A Dorset man who has been waiting 38 years for the Dorset Probate Office to settle his late wife's estate finally snapped today when he sent them a sharp email suggesting they should "get on with it".

He was later arrested by officers of the RDC's Armed Response Unit and charged with "upsetting a civil servant". In a statement read out to reporters gathered outside their Radipole Headquarters, a spokesperson for the RDC said, "we take the abuse of government officials very seriously and this man - who will not be named for security reasons - caused unnecessary distress to Mrs Pen E Pusha who was bravely working from home and was thus verbally assaulted in a place where she has every right to feel safe".

THAT UPSETTING EMAIL: Dorset Officials believe that whilst it is understandable that the public will find the Byzantine ways of local government bureaucracy frustrated from time to time, there is never an excuse for outright abuse.
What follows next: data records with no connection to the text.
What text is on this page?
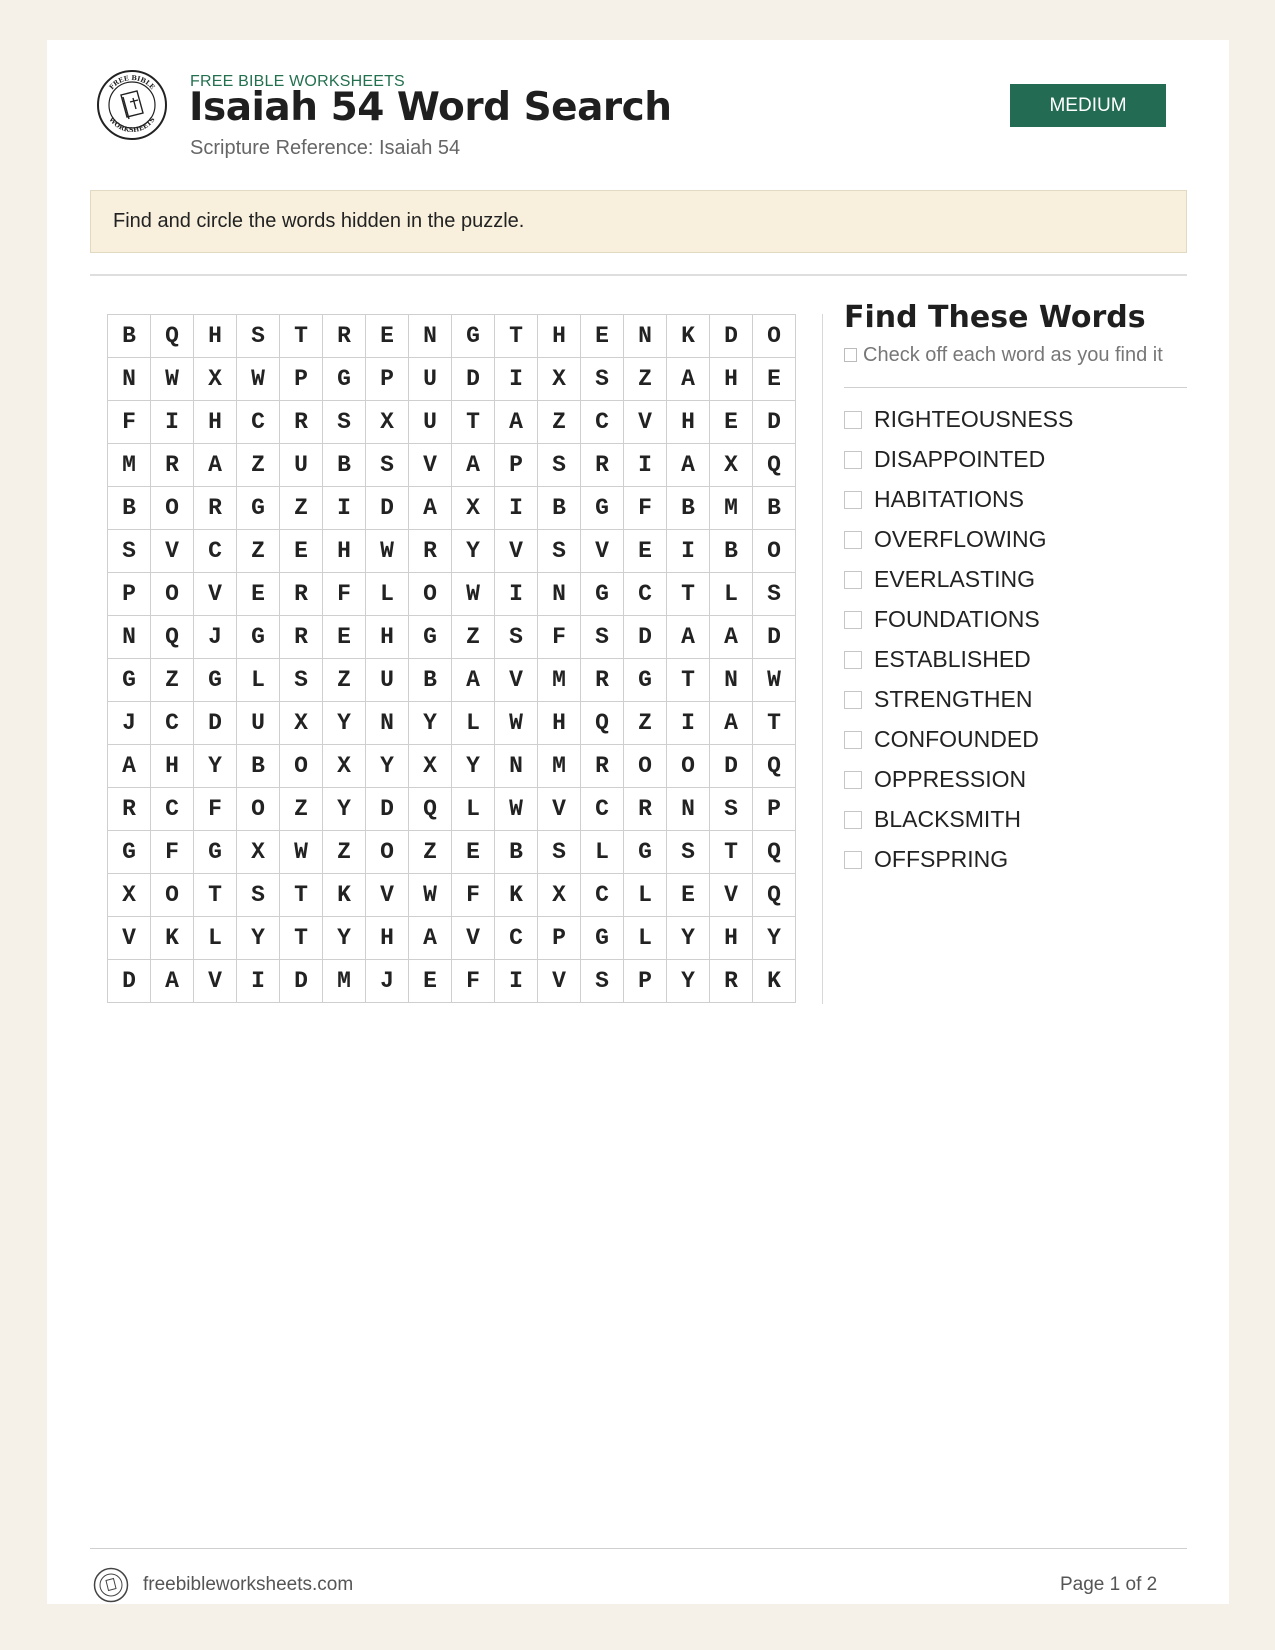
FREE BIBLE
WORKSHEETS
FREE BIBLE WORKSHEETS
Isaiah 54 Word Search
Scripture Reference: Isaiah 54
MEDIUM
Find and circle the words hidden in the puzzle.
B	Q	H	S	T	R	E	N	G	T	H	E	N	K	D	O
N	W	X	W	P	G	P	U	D	I	X	S	Z	A	H	E
F	I	H	C	R	S	X	U	T	A	Z	C	V	H	E	D
M	R	A	Z	U	B	S	V	A	P	S	R	I	A	X	Q
B	O	R	G	Z	I	D	A	X	I	B	G	F	B	M	B
S	V	C	Z	E	H	W	R	Y	V	S	V	E	I	B	O
P	O	V	E	R	F	L	O	W	I	N	G	C	T	L	S
N	Q	J	G	R	E	H	G	Z	S	F	S	D	A	A	D
G	Z	G	L	S	Z	U	B	A	V	M	R	G	T	N	W
J	C	D	U	X	Y	N	Y	L	W	H	Q	Z	I	A	T
A	H	Y	B	O	X	Y	X	Y	N	M	R	O	O	D	Q
R	C	F	O	Z	Y	D	Q	L	W	V	C	R	N	S	P
G	F	G	X	W	Z	O	Z	E	B	S	L	G	S	T	Q
X	O	T	S	T	K	V	W	F	K	X	C	L	E	V	Q
V	K	L	Y	T	Y	H	A	V	C	P	G	L	Y	H	Y
D	A	V	I	D	M	J	E	F	I	V	S	P	Y	R	K
Find These Words
Check off each word as you find it
RIGHTEOUSNESS
DISAPPOINTED
HABITATIONS
OVERFLOWING
EVERLASTING
FOUNDATIONS
ESTABLISHED
STRENGTHEN
CONFOUNDED
OPPRESSION
BLACKSMITH
OFFSPRING
freebibleworksheets.com	Page 1 of 2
The arrested man - Mr Colin Mildmanner of 14 The Meadows, Piddletrenthide - was later moved to an open prison pending a bail hearing. It is understood that Mr Mildmanner has form - in 2004 he told a bank cashier that he had been waiting for the entirety of his lunch hour and was "a bit cheesed off about it"; whilst in an unprecedentedly vicious attack on a DWP call centre operative in 2018 he said it was "unacceptable to be left in a queue listening to The Four Seasons for over 18 hours". Having been told he should have [a] checked online instead, [b] made himself a cup of tea whilst he waited or [c] put himself on speaker phone, Mr Mildmanner had "exploded" telling the operative that he was "grateful for but unappreciative of any and all of his suggestions". He was later visited by a member of a DWP franchised enforcement firm and forbidden from contacting any member of the Civil Service for a year.

Inside the Dorset Probate Office - a web of hi tech offices and a hive of activity

A spokesperson for the Dorset Local Government Officer's Association [DLGOA+] Mr Bugge Inns added "We take our members' welfare very seriously. An assault on one is an assault on all and this man went too far". Asked if, since she was working from home, the alleged verbal assault on Mrs Pusha had atually occurred in the workplace, the spokesperson was as unrepentant as he was unequivocal: "You'll have to come back to me on that one. It's a grey area and I don't want to say the wrong thing". Later admitting that the email arrived just as Mrs Pusha was rising from her chaise-longue to take her 15th mandatory tea/coffee/cigarette/comfort break of the day [it was 9.45am], Mr Inns continued to insist that the email from Mr Mildmanner was "unnecessary, un-called-for and unprecedentedly unpleasant ... absolutely not what our members are paid a small fortune to tolerate".

Explaining the delay in processing Probate cases, the Dorset Probate Office later explained that due to the massive increase in deaths resulting from the CONTRIK-69 crisis [more than 2 in nearly 18 months] the already under pressure office was near to breaking point. "Our 5,000 staff members are doing their very best in difficult circumstances. Average processing times have risen only marginally from 20 to 22 years over the last decade or so. Whilst we understand that, for some, probate is an urgent matter, many are too old to make a fuss and the majority simply die before we can sort out their relative's or loved-one's estates. Not that that helps us of course - it just adds to the backlog. All in all its a bit of a bugger".